Years later when I heard the words “It’s A GIRL!” all I heard was “You’ve got yourself a baby ballerina!”
The thing about Mimi is that where I was shy and introverted she is FIRE and ready for action at all times. When I found a ballet studio that started kids as young as 18 months, I signed my girl up immediately.
When the day of her first class arrived I dressed her chunky little thighs in pink tights, I squeezed her into a pink leotard, and what ballet dance outfit would be complete without the pink shoes? I’m telling you this girl was made to be a baby ballerina!
Then the real fun started. In a class of six little girls, Mimi was the only one that refused to sit during circle time. She had more important things to do, like hang upside down on the ballet bar. When the girls were tiptoeing around in a circle, Mimi was busting a move of her own in front of the wall of mirrors.
Her ballet teacher said “She is a bit of a free spirit, huh?” Translation: “Get your freaking kid in check and following along with the tap, tap, perch.”
Mimi did take a break from her nonsense for costume time; here she is as a lamb:
But she was back in action with a random temper tantrum where her fellow ballerinas needed to dance around her because she was sprawled out in the middle of the wooden floor kicking and screaming.
One little girl listened to everything the teacher said, sat quietly next to her mother, and even answered the teacher’s questions. Surely this girl is way older than Mimi; maybe the reason Mimi was so unfocused is because she is so young? When the girls were dancing across the floor, I moved next to the ballerina’s mom and started to strike up a conversation. Here is how it went down.
Me: So Black Swan seems to really like this class.
Black Swan’s Mom: Yeah…
Me: I think Mimi really likes it too (watches Mimi do a belly slide across the floor).

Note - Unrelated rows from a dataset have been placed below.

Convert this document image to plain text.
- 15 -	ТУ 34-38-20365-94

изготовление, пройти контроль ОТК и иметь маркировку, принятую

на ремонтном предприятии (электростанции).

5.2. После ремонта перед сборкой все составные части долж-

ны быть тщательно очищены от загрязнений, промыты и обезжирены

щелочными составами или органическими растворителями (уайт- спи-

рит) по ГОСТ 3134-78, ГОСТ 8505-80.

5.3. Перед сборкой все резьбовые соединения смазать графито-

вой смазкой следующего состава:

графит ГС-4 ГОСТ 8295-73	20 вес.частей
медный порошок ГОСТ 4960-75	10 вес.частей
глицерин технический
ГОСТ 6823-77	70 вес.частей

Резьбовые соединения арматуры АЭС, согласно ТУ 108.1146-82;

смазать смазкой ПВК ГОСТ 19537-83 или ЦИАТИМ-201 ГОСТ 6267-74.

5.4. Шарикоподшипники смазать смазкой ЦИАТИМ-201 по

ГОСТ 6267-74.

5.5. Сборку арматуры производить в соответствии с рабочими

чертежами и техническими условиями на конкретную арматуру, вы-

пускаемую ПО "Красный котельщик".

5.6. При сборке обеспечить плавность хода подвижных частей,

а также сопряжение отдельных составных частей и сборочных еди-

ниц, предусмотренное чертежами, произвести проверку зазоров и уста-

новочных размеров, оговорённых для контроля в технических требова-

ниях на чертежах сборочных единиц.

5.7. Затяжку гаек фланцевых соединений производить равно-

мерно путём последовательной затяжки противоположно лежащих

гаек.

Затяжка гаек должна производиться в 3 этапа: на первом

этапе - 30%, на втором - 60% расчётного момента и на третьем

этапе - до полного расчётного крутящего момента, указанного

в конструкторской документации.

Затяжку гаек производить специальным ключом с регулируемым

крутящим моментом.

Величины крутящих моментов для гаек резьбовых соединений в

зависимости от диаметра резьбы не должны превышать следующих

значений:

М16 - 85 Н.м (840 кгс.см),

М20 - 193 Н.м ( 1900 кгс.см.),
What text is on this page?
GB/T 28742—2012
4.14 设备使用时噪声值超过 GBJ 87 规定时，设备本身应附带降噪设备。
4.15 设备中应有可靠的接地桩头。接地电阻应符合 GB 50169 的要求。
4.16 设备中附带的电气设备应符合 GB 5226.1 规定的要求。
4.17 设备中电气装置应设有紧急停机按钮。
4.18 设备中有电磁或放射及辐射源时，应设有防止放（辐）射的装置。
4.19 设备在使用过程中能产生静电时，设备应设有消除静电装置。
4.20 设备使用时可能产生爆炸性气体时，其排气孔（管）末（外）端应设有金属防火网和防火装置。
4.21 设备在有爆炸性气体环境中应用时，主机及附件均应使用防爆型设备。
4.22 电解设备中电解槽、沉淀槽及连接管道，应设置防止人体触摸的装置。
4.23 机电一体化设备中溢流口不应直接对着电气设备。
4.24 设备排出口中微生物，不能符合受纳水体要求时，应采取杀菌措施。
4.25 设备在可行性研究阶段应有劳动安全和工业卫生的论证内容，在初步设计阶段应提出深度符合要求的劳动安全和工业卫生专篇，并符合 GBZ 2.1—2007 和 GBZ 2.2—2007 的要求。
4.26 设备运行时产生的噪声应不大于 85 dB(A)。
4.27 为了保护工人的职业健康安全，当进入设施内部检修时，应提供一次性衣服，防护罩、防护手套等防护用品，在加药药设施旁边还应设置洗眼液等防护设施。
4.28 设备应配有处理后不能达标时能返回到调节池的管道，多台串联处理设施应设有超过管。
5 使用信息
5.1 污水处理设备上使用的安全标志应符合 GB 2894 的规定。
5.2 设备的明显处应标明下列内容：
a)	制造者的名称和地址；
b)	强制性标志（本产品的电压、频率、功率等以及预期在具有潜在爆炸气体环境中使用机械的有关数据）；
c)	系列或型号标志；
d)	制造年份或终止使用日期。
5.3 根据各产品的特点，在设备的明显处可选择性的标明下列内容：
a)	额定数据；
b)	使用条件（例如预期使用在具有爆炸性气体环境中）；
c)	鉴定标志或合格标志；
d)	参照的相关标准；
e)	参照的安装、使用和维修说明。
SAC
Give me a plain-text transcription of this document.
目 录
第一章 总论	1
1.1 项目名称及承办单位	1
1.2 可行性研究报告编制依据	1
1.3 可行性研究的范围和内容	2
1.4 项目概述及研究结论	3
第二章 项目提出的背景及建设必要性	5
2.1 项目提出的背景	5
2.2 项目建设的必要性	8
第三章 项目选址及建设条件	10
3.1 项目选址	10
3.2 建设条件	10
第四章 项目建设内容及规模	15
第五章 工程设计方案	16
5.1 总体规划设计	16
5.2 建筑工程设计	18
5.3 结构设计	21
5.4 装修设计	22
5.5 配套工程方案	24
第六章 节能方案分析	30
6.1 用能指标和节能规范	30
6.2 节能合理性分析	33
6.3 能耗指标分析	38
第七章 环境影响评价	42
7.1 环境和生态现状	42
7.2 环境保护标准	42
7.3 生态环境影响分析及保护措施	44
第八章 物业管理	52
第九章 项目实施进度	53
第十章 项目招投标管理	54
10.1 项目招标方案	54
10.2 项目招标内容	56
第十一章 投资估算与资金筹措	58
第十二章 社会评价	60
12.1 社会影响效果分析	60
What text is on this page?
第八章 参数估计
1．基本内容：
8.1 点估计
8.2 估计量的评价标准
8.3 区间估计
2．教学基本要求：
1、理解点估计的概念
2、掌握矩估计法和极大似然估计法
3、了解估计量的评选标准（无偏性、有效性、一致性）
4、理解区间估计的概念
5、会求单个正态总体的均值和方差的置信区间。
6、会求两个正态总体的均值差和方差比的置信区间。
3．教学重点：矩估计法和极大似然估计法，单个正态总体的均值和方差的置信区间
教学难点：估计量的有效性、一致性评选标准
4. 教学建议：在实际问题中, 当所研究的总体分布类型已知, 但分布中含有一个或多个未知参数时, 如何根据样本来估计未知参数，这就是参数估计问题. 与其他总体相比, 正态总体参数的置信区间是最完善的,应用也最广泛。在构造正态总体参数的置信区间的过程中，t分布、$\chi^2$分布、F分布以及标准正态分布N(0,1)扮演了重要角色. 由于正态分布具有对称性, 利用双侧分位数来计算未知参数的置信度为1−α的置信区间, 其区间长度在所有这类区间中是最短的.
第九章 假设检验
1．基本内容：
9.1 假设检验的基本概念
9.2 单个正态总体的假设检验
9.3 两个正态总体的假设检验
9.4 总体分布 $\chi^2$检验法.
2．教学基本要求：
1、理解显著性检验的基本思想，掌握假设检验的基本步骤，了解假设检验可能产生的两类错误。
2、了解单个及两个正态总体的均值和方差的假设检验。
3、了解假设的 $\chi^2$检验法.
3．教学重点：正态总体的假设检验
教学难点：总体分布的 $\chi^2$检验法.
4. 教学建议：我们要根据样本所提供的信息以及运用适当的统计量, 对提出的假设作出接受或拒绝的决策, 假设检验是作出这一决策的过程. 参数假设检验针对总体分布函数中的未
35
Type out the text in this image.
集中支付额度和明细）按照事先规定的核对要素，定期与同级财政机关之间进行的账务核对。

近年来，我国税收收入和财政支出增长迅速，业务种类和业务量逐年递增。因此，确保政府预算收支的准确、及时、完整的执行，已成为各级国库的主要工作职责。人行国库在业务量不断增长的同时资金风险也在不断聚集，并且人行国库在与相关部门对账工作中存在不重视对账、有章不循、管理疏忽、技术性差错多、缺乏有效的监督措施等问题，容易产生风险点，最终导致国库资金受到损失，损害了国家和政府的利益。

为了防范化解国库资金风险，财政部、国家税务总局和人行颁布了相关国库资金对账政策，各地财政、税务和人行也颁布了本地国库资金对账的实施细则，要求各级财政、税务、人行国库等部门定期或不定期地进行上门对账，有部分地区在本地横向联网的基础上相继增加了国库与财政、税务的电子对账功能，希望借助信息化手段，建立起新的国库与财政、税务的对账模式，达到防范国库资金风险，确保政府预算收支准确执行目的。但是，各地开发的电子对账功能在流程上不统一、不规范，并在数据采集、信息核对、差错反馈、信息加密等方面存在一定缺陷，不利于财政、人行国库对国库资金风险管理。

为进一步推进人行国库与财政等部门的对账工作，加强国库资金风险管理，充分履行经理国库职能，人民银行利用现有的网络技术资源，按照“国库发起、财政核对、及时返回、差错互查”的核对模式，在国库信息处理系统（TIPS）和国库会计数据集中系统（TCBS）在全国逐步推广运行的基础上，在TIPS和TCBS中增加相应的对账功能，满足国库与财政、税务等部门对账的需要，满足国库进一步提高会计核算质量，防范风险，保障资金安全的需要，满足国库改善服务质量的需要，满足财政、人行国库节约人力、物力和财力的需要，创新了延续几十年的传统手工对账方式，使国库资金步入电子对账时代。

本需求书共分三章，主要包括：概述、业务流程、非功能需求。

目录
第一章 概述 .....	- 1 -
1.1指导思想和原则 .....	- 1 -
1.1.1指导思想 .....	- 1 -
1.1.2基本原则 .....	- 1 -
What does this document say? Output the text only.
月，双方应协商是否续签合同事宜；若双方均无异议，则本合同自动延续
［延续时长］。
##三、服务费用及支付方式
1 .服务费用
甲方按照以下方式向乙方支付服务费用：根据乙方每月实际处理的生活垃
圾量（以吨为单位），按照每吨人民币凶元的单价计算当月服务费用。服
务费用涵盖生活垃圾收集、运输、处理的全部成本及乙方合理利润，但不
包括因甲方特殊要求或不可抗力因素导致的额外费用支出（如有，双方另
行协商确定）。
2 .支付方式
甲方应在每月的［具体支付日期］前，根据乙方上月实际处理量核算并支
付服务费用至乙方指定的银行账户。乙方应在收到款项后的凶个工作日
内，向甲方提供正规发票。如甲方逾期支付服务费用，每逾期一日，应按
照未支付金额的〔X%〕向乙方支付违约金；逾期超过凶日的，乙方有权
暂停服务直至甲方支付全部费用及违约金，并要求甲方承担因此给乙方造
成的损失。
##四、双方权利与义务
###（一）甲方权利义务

Black Swan’s Mom: Umm hmmm…
Me: Soooooo… how old is Black Swan (sends up a silent prayer she is a really short three year old)?
Black Swan’s Mom: She will be two in March.
Me: (calculates that she is only three months older than Mimi) *Crap*
At the end of the hour I was sweating, mentally and physically exhausted, and in desperate need of a milkshake. Mimi strolled out of her first ballet class with a stamp on each hand and a smile on her face.
So maybe she won’t be dancing in Swan Lake, and I can assure you we won’t be on an episode of Dance Moms. In a few months she will have her first recital and I will drag each member of our family to sit in the front row and cheer on our free spirited, tiny dancer. Maybe she will follow along, but I if I was a betting woman I would say she makes up her own dance. I’m really OK with this because I get my baby ballerina and we both get milkshakes.